Core-shell assembly of CoO@NiO-ZnO nanoarrays as battery-type electrodes for high-performance supercapatteries

• Published in: Inorganic chemistry frontiers Vol. 6; no. 9; pp. 2481 - 2487
• Main Authors: Chen, Hongmei, Zhou, Jiaojiao, Li, Qin, Tao, Kai, Yu, Xianbo, Zhao, Shihang, Hu, Yaoping, Zhao, Wenna, Han, Lei
• Format: Journal Article
• Published: 10.09.2019
• ISSN: 2052-1553
• DOI: 10.1039/c9qi00607a

Core-shell Co 3 O 4 @NiO-ZnO nanocomposite arrays are successfully fabricated by annealing metal-organic framework assisted precursors and are investigated as binder-free battery-type electrodes for supercapacitors with a remarkably enhanced performance. The Co 3 O 4 @NiO-ZnO electrode delivers ultrahigh areal capacitance/capacity (4678 mF cm −2 /1965 C cm −2 /302 C g −1 at a current density of 2 mA cm −2 ) and excellent cycling stability (83% retention over 10 000 cycles), due to multiple advantages offered by the intriguing core-shell structure, such as large surface area, fast electrolyte penetration, efficient charge transport, highly exposed active sites, and the synergistic effect between them. Moreover, an assembled supercapattery using Co 3 O 4 @NiO-ZnO arrays as a positive electrode and active carbon as a negative electrode yields a high energy density of 162 μW h cm −2 at a high power density of 1.676 mW cm −2 and a superior capacitance retention of 93% over 10 000 cycles.

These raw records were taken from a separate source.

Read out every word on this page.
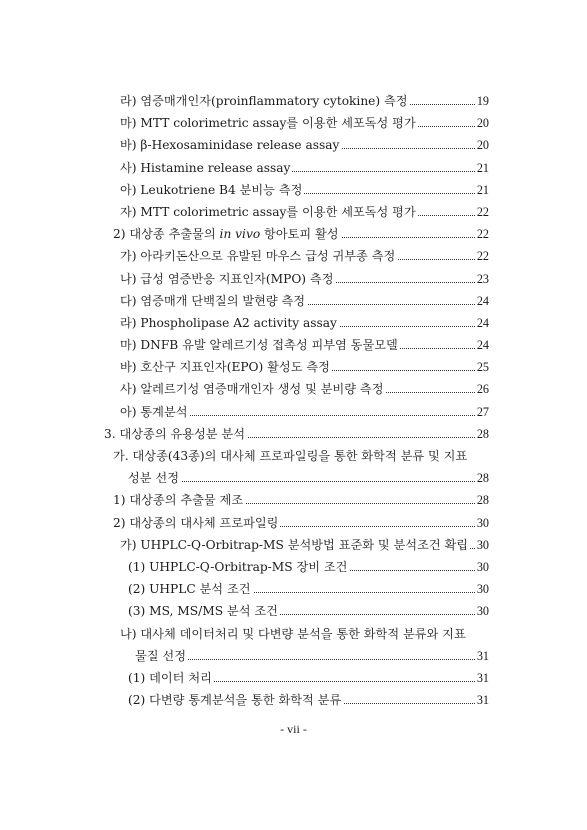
라) 염증매개인자(proinflammatory cytokine) 측정	19
마) MTT colorimetric assay를 이용한 세포독성 평가	20
바) β-Hexosaminidase release assay	20
사) Histamine release assay	21
아) Leukotriene B4 분비능 측정	21
자) MTT colorimetric assay를 이용한 세포독성 평가	22
2) 대상종 추출물의 in vivo 항아토피 활성	22
가) 아라키돈산으로 유발된 마우스 급성 귀부종 측정	22
나) 급성 염증반응 지표인자(MPO) 측정	23
다) 염증매개 단백질의 발현량 측정	24
라) Phospholipase A2 activity assay	24
마) DNFB 유발 알레르기성 접촉성 피부염 동물모델	24
바) 호산구 지표인자(EPO) 활성도 측정	25
사) 알레르기성 염증매개인자 생성 및 분비량 측정	26
아) 통계분석	27
3. 대상종의 유용성분 분석	28
가. 대상종(43종)의 대사체 프로파일링을 통한 화학적 분류 및 지표
성분 선정	28
1) 대상종의 추출물 제조	28
2) 대상종의 대사체 프로파일링	30
가) UHPLC-Q-Orbitrap-MS 분석방법 표준화 및 분석조건 확립 30
(1) UHPLC-Q-Orbitrap-MS 장비 조건	30
(2) UHPLC 분석 조건	30
(3) MS, MS/MS 분석 조건	30
나) 대사체 데이터처리 및 다변량 분석을 통한 화학적 분류와 지표
물질 선정	31
(1) 데이터 처리	31
(2) 다변량 통계분석을 통한 화학적 분류	31
- vii -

These excellent results indicate that this efficient strategy can be extended to prepare core-shell-type multi-metallic oxide arrays for high-performance supercapatteries. Core-shell Co 3 O 4 @NiO-ZnO nanoarrays are fabricated by annealing metal-organic framework assisted precursors and investigated as battery-type electrode for supercapattery.